Your appearance was always somehow at the root of every problem, but how could it not be? Your second-ever boyfriend made you watch porn with him that featured platinum blondes with giant, fake tits, because that’s what got him off: everything that you weren’t (and still aren’t). The next one was a photographer who wanted to take photos of every female except you. Someone with self-esteem built of steel might even find those hard hits to take. I wish I could have told you to leave both of them sooner, but you stayed because you didn’t know any better. You knew you felt horrible, but you were so used to it by that point that you couldn’t imagine what being treated with respect could possibly feel like. I wish I could have made you understand that jealousy is a necessary evil, but one that rides a fine line, and that other women aren’t (always) your enemies.

I remember when you used to look in the mirror and immediately break down into tears over what you saw.
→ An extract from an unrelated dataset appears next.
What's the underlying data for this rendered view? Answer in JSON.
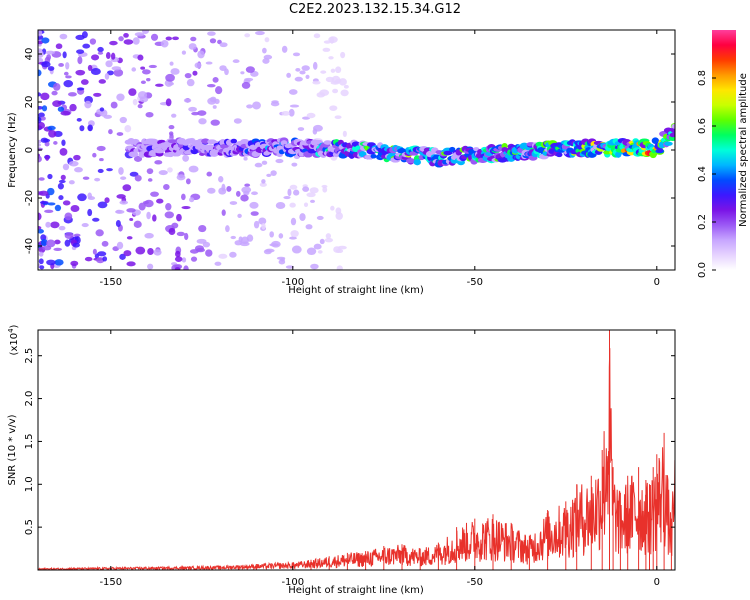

You would scream at your reflection and tell her how much you hated her, how much you resented the fact that she couldn’t look like the girls in the magazines, or even just the girls at school that everyone was jealous of. I wish I was there for you when you would grab your belly flab in your hands in a fit of rage and imagine taking a knife to it, slicing it off and watching your skin grow back over a new, taut stomach. Every year you would tell yourself that this was the year you’d wear a bikini and not feel self-conscious. If I could go back now, I would tell you that what kind of bathing suit you wear in the summer will be the least of your problems, and that a few years into the future, you’ll realize that you look pretty damn hot in a one-piece.

In college, at your healthiest weight, with your best haircut/color and your most stylish clothes, you still had so many days when you hated everything about how you look, and ultimately everything about who you were. Sometimes I look back on pictures of you then and wish I still looked that way, but I remember how unhappy you were: how gross you felt if you had a cheat day and ate too many Oreos, or how guilty you felt if you skipped the gym. I wouldn’t trade that “thin” old body, even though it was never your definition of perfect, for the security and peace of mind I feel now just standing naked in front of the bathroom mirror every morning and accepting that this is what I look like. This is who I am.

Sometimes I wonder how I got here, and I honestly don’t know. I can’t pinpoint an exact moment in time when I decided that I’m just going to buy bigger pants instead of throwing a tantrum when I can’t fit into my size 10’s. My weight is always changing; sometimes on purpose, sometimes not. If I want to do something about it, I can. I’d be lying if I said I don’t have bad days here and there, but I can’t remember the last time I looked in the mirror and cried, and that feels really damn good. So as much shit as my former self went through, she got me to this point, and I have to thank her for that.